Fintechs in some areas can also access government funding, usually distributed through a development bank, as is the case in Canada and Wales. These institutions vary in how they operate, but in the two examples given, they provide a range of finance solutions directly to companies. That includes equity investment, in which case, the bank sits on a company's cap table like any other investor. The caveat is that the companies must typically have a significant physical presence in the country in question in order to access the finance.
Two fintech companies that have recently raised from the Development Bank of Wales include Driverly, a platform offering adaptable apps to insurers, and Finalrentals, a car hire platform. Armin Kia, CEO of Driverly, said of the company's reasons for applying for funding from the bank,
'We've always been keen to keep a fine balance between keeping a focus on our core business, while also being prepared to react to the demands of the market. That's an important task for any leadership team. The Development Bank of Wales and our new investors can see the wider market and help us with that.'
Meanwhile in Canada, the BDC has participated twice in funding rounds for financial services app Koho, most recently in 2024. Additionally, in February 2025, the BDC announced a $500 million commitment to its Growth Venture Fund which includes insurtech and fintech in its focus areas, highlighting its commitment to the sector.
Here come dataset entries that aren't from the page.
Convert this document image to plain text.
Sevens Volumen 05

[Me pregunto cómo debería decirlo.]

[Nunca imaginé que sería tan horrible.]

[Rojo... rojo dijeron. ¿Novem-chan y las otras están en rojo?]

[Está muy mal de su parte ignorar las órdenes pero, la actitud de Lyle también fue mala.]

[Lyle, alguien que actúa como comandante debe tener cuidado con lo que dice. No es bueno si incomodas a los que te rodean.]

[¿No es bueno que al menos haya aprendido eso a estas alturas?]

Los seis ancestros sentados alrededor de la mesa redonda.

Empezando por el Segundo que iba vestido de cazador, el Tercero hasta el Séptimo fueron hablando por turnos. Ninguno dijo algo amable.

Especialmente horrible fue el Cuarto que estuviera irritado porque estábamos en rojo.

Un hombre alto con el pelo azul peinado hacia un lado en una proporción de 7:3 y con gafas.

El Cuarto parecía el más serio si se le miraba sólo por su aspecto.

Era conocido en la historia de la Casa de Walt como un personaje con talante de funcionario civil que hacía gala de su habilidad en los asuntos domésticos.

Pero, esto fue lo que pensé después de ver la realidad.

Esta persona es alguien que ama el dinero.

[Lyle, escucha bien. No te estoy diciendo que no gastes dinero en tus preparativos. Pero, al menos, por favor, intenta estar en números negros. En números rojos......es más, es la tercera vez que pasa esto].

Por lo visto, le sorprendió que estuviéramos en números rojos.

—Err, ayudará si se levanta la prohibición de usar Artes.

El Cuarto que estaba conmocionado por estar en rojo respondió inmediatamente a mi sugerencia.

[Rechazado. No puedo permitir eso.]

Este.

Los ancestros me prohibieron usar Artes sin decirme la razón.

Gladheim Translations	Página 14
The funding sources listed here are just two of the options available to fintechs that aren't private VC capital. The VC market, which fuelled the growth of the fintech industry for so long, will be some time yet in fully recovering. In the meantime, entrepreneurs and founders are known to be a creative lot, and as such, we will see an increase in uptake from more alternative sources of financing as they seek the capital they need to scale their companies.